Two main aspects stand out: its uniquely peculiar & interesting format and its nearly unparalleled influence on modern day spiritual seekers.

Ram Dass, born Dr. Richard Alpert, was an influential Harvard professor of psychology in the 1940s.
He was considered successful by all of the typical standards of how the world sees success. But he wasn’t happy. His professor-neighbor down the hall was Dr. Timothy Leary, who one day asked Dr. Alpert to join him in experimenting with psychedelic substances. After his first experiences with psychedelics, everything changed. He witnessed his own ego death and began devoting substantial effort into their research. He and Dr. Leary were eventually fired from Harvard due to their commitment to studying these chemical properties and their effects in an academic setting.
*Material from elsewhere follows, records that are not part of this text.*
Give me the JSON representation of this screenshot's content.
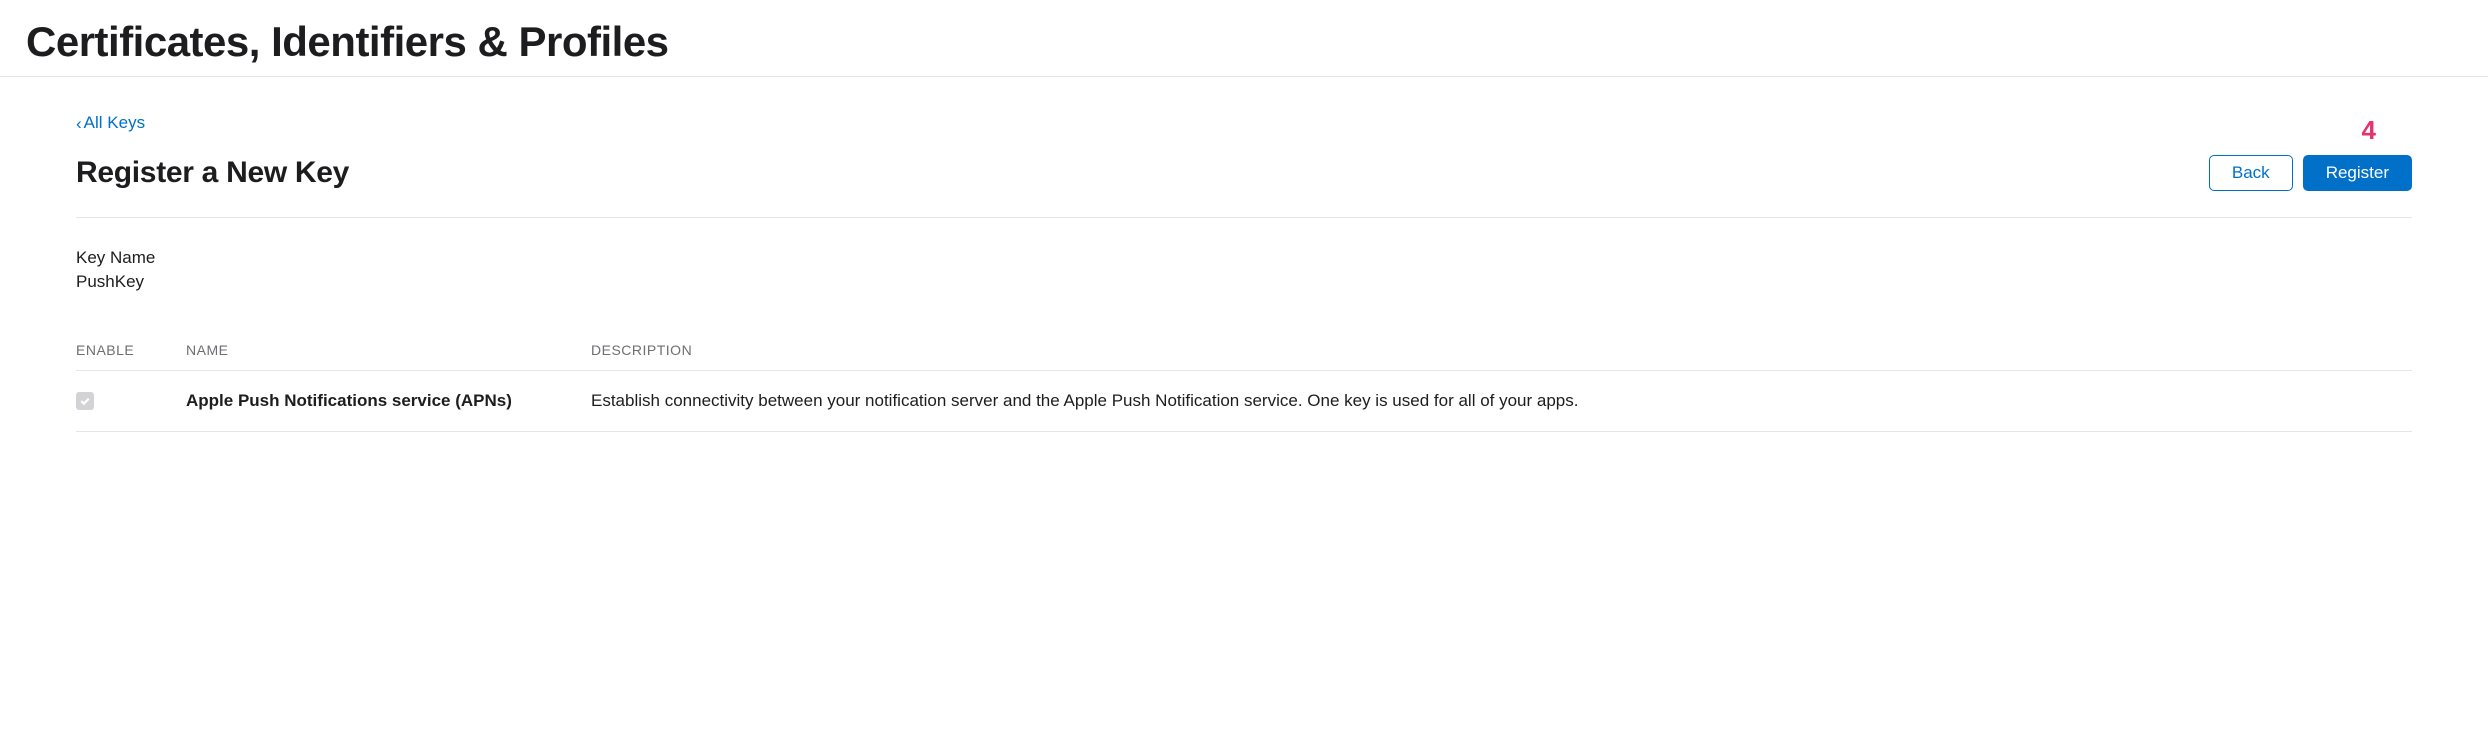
{
  "page": {
    "title": "Certificates, Identifiers & Profiles"
  },
  "nav": {
    "back_link": "All Keys"
  },
  "header": {
    "section_title": "Register a New Key",
    "back_button": "Back",
    "register_button": "Register",
    "annotation": "4"
  },
  "key": {
    "name_label": "Key Name",
    "name_value": "PushKey"
  },
  "table": {
    "headers": {
      "enable": "ENABLE",
      "name": "NAME",
      "description": "DESCRIPTION"
    },
    "rows": [
      {
        "enabled": true,
        "name": "Apple Push Notifications service (APNs)",
        "description": "Establish connectivity between your notification server and the Apple Push Notification service. One key is used for all of your apps."
      }
    ]
  }
}
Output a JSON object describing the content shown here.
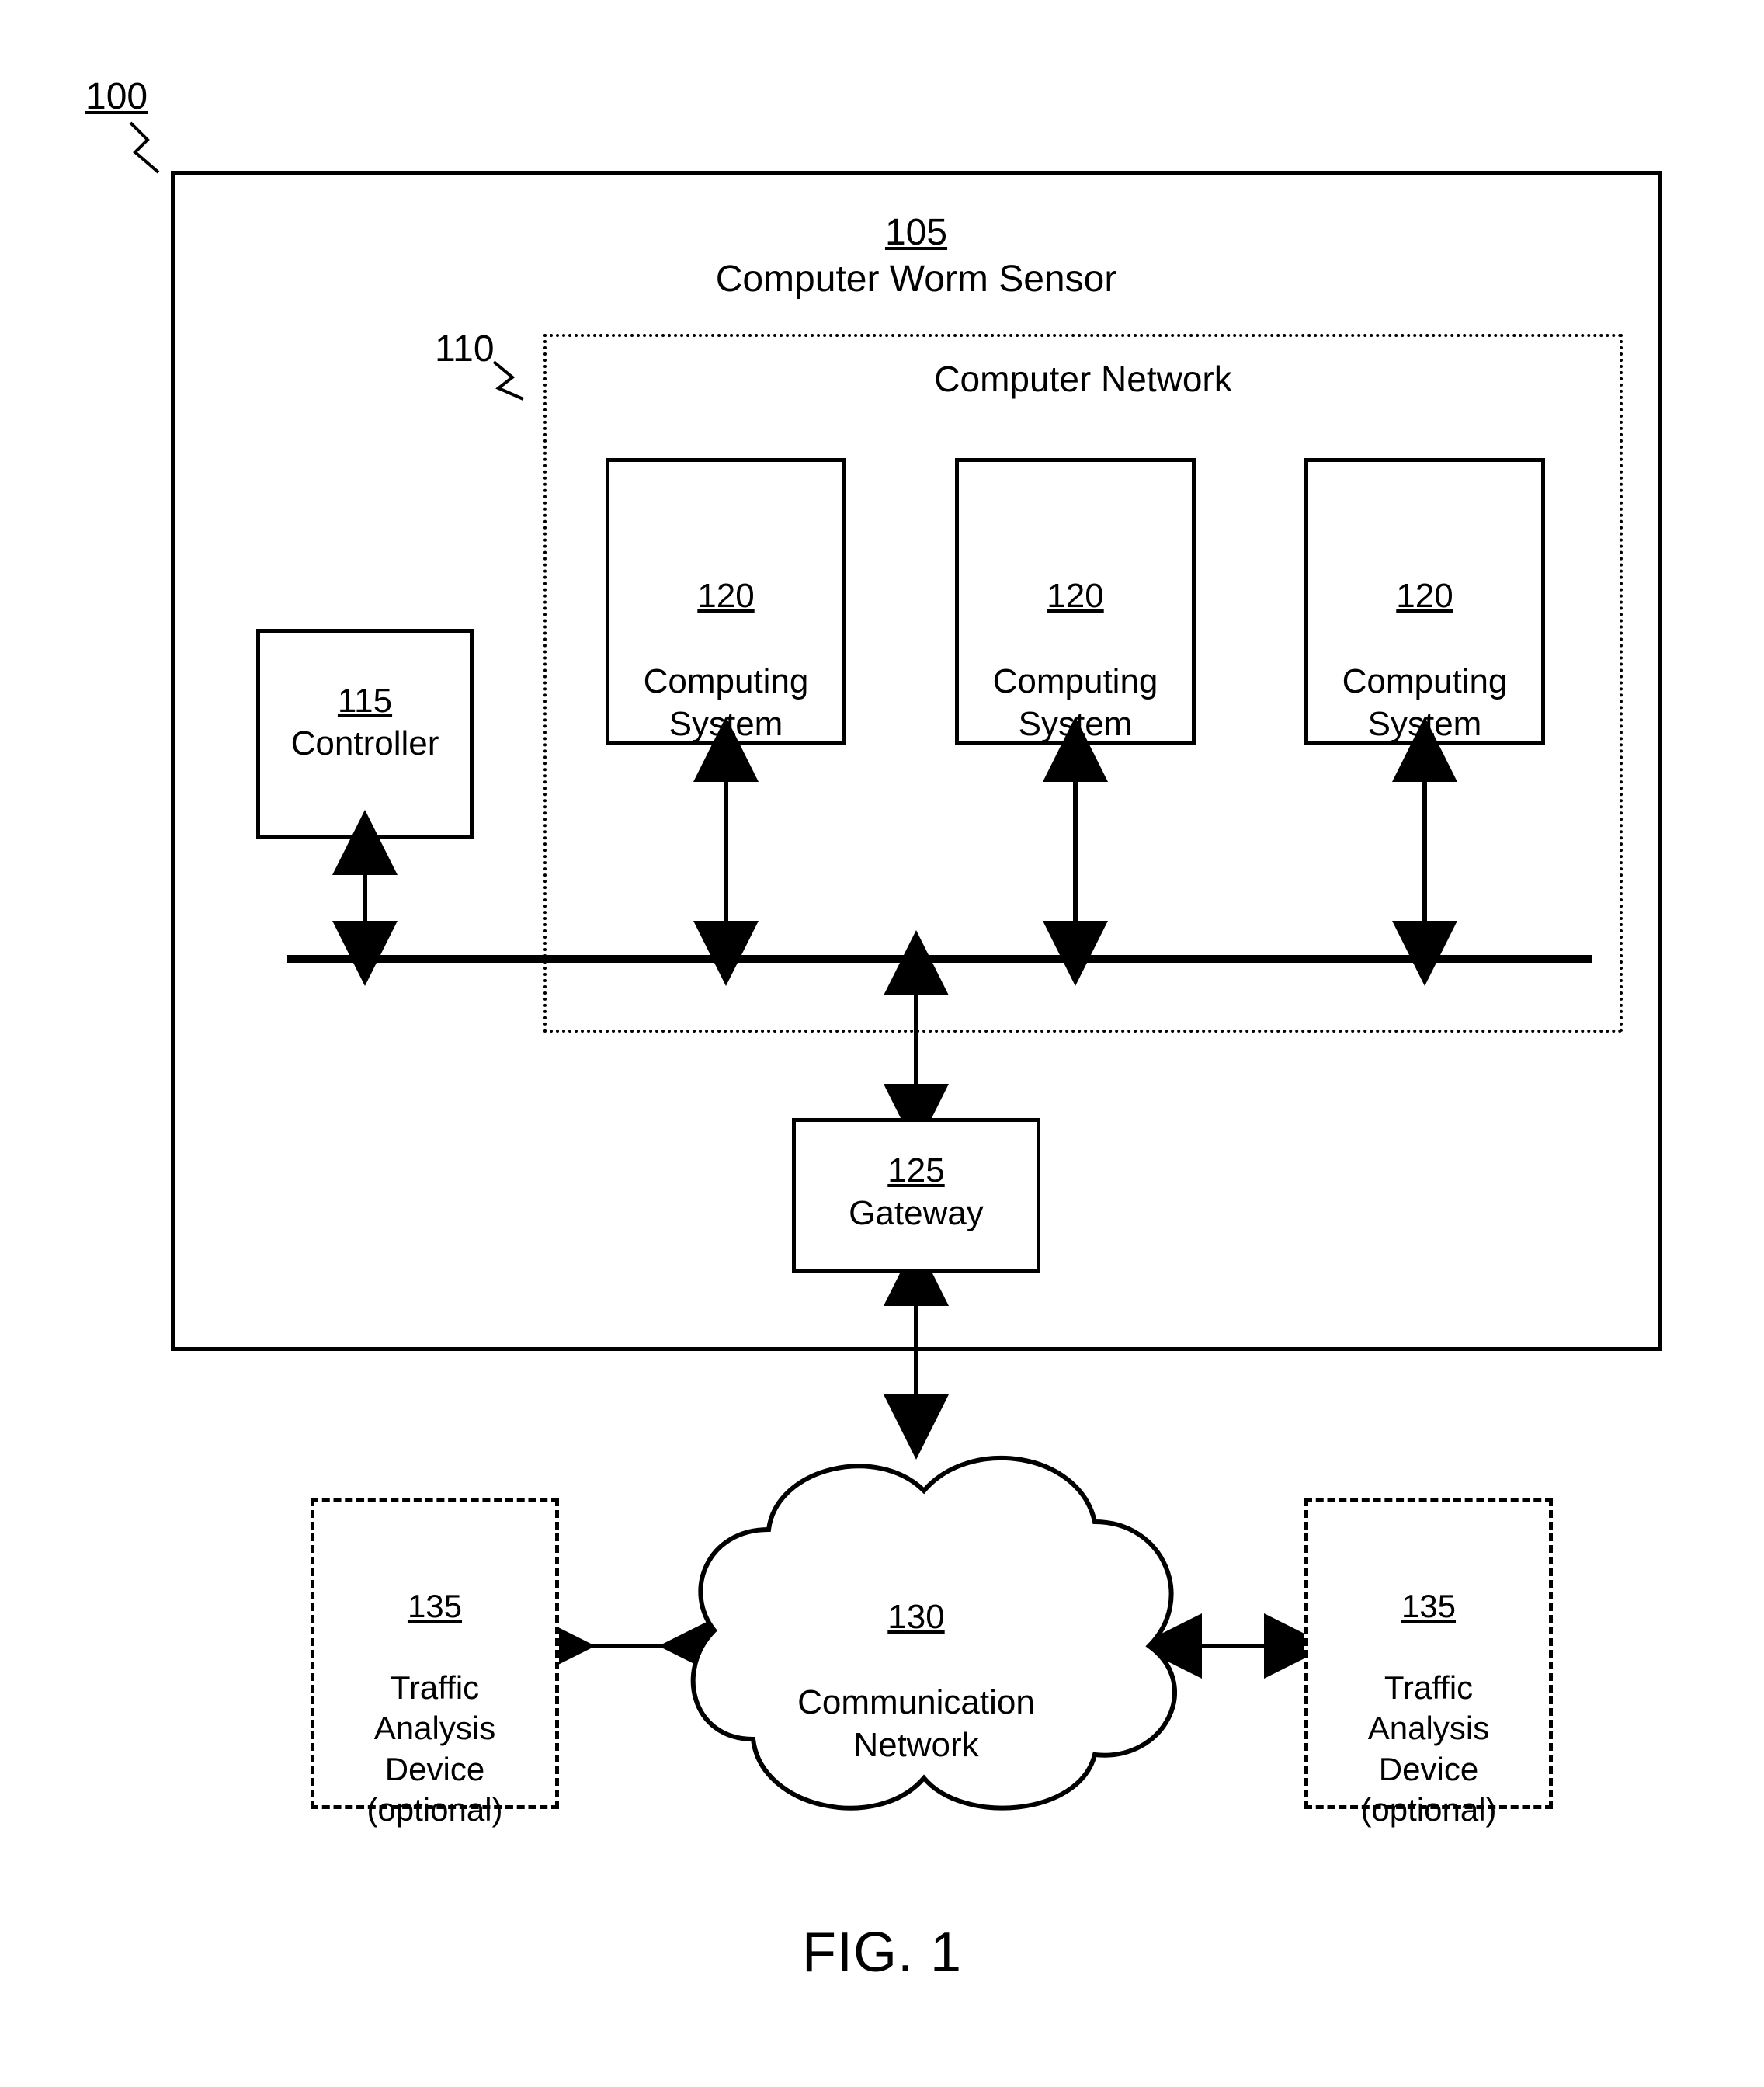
{
  "figure": {
    "caption": "FIG. 1",
    "overall_ref": "100"
  },
  "sensor": {
    "ref": "105",
    "label": "Computer Worm Sensor"
  },
  "controller": {
    "ref": "115",
    "label": "Controller"
  },
  "network": {
    "ref": "110",
    "label": "Computer Network"
  },
  "computing_systems": [
    {
      "ref": "120",
      "label": "Computing\nSystem"
    },
    {
      "ref": "120",
      "label": "Computing\nSystem"
    },
    {
      "ref": "120",
      "label": "Computing\nSystem"
    }
  ],
  "gateway": {
    "ref": "125",
    "label": "Gateway"
  },
  "comm_network": {
    "ref": "130",
    "label": "Communication\nNetwork"
  },
  "traffic_devices": [
    {
      "ref": "135",
      "label": "Traffic\nAnalysis\nDevice\n(optional)"
    },
    {
      "ref": "135",
      "label": "Traffic\nAnalysis\nDevice\n(optional)"
    }
  ]
}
Upon his dramatic removal from his position, Dr. Alpert traveled the world searching for “someone who knew”. On the verge of giving up completely, he finally found Neem Karoli Baba, affectionately known as Maharajji (“Great King”), in a secluded ashram at the feet of the Himalayas. In their first meeting, Maharajji shared such intimate details of Dr. Alpert’s life and experiences that Alpert ended up staying at the ashram for eight months, eventually dedicating his life to “spreading the gospel” of Eastern mysticism and Hindu philosophy as Ram Dass, “servant of God”.

These are books that live in our heart...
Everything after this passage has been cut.